Pekerjaan utama seorang guru
adalah mengajar, sehingga dalam melakukan penelitian tindakan kelas seyogyanya tidak
berpengaruh pada komitmennya sebagai pengajar. Ada tiga kunci utama yang harus
diperhatikan, yaitu: Pertama, guru harus menggunakan berbagai pertimbangan
serta tanggung jawab profesionalnya dalam menemukan jalan keluar jika pada awal
penelititan didapatkan hasil yang kurang dikehendaki. Kedua, interaksi siklus
yang terjadi harus mempertimbangkan keterlaksanaan kurikulum secara
keseluruhan. Ketiga, acuan pelaksanaan tiap siklus harus berdasarkan pada tahap
perancangan bukan pada kejenuhan informasi.
b.
Metode pengumpulan data yang
dipergunakan tidak menuntut waktu yang berlebihan dari guru sehingga tidak
berpeluang mengganggu proses pembelajaran. Dengan kata lain, sejauh mungkin
harus menggunakan prosedur pengumpulan data yang dapat ditangani sendiri oleh guru
sementara ia tetap aktif berfungsi sebagai guru yang bertugas secara penuh.
c.
Metode yang digunakan harus
bersifat reliable sehingga guru dapat mengidentifikasikan serta merumuskan
hipotesis dengan penuh keyakinan. Pada dasarnya, penelitian ini memperbolehkan
”kelonggaran-kelonggaran” namun penerapan asas-asas dasar telaah taat kaidah
tetap harus diperhatikan.
d.
Masalah penelitian diusahakan
berupa masalah yang tidak bertolak dari tanggung jawab profesionalnya, hal ini
bertujuan agar guru tersebut memiliki komitmen terhadap pengentasannya.
e.
Dalam penyelenggaraan penelitian
tindakan kelas, guru harus bersikap konsisten menaruh kepedulian tinggi
terhadap prosedur etika yang berkaitan dengan pekerjaannya. Prakarsa penelitian
harus diketahui oleh pimpinan lembaga, disosialisasikan kepada rekan-rekan
serta dilakukan sesuai dengan kaidah-kaidah kajian ilmiah.
f.
Menggunakan tindakan perspektiv
kelas. Meskipun kelas merupakan cakupan tanggung jawab seorang guru, namun
dalam pelaksanaan penelitian sejauh mungkin harus menggunakan tindakan
perspektiv kelas dalam arti permasalahan tidak dilihat terbatas dalam konteks
kelas dan atau pelajaran tertentu, melainkan dalam perspektif misi sekolah
secara keseluruhan.
5. Tujuan
dan manfaat
a.
Tujuan penelitian tindakan
Tujuan penelitian tindakan kelas,
antara lain:
1)
Untuk perbaikan dan atau
peningkatan praktek pembelajaran
2)
Peningkatan layanan profesional
guru dalam menangani proses pembelajaran.

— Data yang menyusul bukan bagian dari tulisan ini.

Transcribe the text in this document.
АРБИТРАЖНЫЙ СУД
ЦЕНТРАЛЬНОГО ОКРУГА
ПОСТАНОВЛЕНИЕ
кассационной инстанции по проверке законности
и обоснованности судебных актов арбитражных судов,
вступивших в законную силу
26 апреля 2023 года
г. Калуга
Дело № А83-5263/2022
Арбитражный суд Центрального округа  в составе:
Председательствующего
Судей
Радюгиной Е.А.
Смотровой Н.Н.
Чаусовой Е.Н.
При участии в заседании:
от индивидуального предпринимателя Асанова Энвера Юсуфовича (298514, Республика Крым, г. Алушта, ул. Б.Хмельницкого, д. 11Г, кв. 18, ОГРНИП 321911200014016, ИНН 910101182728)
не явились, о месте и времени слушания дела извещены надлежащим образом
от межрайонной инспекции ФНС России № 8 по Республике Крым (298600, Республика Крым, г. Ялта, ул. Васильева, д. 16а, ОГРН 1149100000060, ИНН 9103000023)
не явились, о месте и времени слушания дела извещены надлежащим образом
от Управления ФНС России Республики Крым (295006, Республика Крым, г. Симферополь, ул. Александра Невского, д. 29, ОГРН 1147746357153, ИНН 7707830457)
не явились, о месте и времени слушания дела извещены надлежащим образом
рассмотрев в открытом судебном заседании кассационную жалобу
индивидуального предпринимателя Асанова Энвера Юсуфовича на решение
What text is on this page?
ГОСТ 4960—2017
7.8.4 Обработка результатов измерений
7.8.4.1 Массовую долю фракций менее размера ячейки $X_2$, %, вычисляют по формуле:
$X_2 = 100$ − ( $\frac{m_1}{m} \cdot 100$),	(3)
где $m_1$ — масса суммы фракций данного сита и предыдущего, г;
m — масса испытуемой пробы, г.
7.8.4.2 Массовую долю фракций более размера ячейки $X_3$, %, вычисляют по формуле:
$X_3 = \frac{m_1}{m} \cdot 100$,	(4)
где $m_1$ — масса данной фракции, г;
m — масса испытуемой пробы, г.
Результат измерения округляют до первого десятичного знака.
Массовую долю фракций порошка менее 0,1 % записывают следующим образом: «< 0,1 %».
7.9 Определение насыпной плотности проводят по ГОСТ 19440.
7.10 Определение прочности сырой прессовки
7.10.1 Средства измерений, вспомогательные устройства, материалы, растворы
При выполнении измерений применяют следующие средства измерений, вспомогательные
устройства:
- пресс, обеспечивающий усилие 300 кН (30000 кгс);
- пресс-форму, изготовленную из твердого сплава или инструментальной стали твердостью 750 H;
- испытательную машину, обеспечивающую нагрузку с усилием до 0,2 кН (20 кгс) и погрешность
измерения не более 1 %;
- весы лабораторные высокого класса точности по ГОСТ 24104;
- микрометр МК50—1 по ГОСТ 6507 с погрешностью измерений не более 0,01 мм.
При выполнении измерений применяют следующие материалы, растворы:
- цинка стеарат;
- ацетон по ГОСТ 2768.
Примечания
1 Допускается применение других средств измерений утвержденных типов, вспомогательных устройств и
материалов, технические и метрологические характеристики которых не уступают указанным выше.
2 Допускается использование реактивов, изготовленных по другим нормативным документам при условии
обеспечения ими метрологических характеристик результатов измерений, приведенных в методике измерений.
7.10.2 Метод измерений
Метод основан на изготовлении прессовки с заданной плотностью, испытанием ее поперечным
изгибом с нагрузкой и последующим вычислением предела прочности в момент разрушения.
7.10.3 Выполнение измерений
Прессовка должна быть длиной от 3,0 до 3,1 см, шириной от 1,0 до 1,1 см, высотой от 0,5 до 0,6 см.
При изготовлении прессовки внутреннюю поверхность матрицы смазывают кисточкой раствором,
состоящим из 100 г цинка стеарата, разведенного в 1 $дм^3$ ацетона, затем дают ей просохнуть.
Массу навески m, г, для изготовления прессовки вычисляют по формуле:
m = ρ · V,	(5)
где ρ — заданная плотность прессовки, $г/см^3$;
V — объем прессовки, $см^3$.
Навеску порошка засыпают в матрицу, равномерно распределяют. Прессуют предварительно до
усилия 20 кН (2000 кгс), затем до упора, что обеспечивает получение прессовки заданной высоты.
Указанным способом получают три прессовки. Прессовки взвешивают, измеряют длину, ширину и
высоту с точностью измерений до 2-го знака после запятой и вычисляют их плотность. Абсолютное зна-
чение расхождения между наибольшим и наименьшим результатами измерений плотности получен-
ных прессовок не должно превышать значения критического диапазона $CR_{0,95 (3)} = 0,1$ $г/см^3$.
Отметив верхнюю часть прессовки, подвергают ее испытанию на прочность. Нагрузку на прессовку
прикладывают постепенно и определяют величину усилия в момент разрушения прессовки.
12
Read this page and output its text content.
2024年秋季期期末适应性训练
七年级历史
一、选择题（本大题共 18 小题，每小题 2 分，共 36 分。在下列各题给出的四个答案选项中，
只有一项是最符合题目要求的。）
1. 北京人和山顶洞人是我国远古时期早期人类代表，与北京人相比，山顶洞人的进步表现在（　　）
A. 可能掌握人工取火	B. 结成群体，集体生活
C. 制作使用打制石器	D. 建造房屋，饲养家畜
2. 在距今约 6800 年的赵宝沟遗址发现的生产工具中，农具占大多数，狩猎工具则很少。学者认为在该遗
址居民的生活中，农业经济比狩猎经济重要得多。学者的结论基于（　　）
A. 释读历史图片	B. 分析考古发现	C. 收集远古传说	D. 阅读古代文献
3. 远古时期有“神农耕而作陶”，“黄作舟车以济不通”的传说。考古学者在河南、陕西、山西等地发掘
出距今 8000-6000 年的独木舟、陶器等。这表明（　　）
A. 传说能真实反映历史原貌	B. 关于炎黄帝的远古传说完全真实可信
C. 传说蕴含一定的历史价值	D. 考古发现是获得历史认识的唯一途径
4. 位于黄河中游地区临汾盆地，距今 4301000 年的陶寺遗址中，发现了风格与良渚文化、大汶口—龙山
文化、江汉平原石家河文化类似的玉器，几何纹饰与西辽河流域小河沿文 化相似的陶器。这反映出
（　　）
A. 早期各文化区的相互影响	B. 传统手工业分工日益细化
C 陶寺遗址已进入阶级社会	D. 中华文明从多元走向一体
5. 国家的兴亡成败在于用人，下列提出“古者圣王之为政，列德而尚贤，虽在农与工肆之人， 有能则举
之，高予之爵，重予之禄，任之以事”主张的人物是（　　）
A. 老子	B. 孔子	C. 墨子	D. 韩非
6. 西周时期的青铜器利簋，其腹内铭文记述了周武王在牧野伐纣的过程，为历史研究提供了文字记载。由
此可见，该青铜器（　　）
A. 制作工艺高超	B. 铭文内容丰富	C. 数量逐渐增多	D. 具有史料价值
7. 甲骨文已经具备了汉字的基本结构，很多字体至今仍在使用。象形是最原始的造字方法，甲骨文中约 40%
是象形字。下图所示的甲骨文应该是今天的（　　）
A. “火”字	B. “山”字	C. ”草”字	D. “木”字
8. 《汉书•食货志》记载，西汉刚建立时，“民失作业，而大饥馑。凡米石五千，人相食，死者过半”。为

Pendapat dari Mc Niff (1992)
menegaskan bahwa dasar utama bagi dilaksanakannya penelitian ini adalah untuk
perbaikan; yang harus dimaknai dalam konteks proses belajar khususnya,
implementasi program sekolah umumnya; dengan sudut tinjauan yang lebih
dititikberatkan pada sisi pengembangan staff, Borg (1986) menyebutkan secara
eksplisit bahwa tujuan utama ialah pengembangan ketrampilan guru yang bertolak
dari kebutuhan untuk menanggulangi berbagai permasalahan pembelajaran aktual
yang dihadapi di kelasnya.
b.
Manfaat Penelitian Tindakan Kelas
Dengan tertumbuhkannya budaya
meneliti yang merupakan dampak dari pelaksanaan tindakan secara
berkesinambungan, maka manfaat yang dapat diperoleh secara keseluruhan yaitu
label inovasi pendidikan karena para guru semakin diberdayakan untuk mengambil
berbagai prakarsa profesional secara semakin mandiri. Sikap mandiri akan memicu
lahirnya ”percaya diri” untuk mencoba hal-hal yang baru yang diduga dapat
menuju perbaikan sistem pembelajaran. Sikap ingin selalu mencoba akan memicu
peningkatan kinerja dan profesionalisme seorang guru secara berkesinambungan.
B.
PROSEDUR PTK
1.
Pendahuuan
Secara garis besar prosedur
penelitian tindakan mencakup empat taraf : perencaan (planning), tindakan
(acting), pengamatan (observing), dan refleksi (reflekting) yang dapat
digambarkan sebagai berikut (ahmad HP, 1999).
Prosedur Penelitian Tindakan
Kelas
2. Perencanaan (Planning)
Tindakan
a.
Identifikasi Masalah, merupakan
tahap pertama dalam serangkaian penelitian. Oleh sebab itu identifikasi masalah
merupakan tahap penting dalam pelaksanaan riset. Kualitas riset pun dapat
ditentukan oleh kualitas masalah yang diteliti. Masalah yang asal-asalan dapat
menyebabkan pemborosan energi sebab riset tidak membawa temuan yang bermanfaat.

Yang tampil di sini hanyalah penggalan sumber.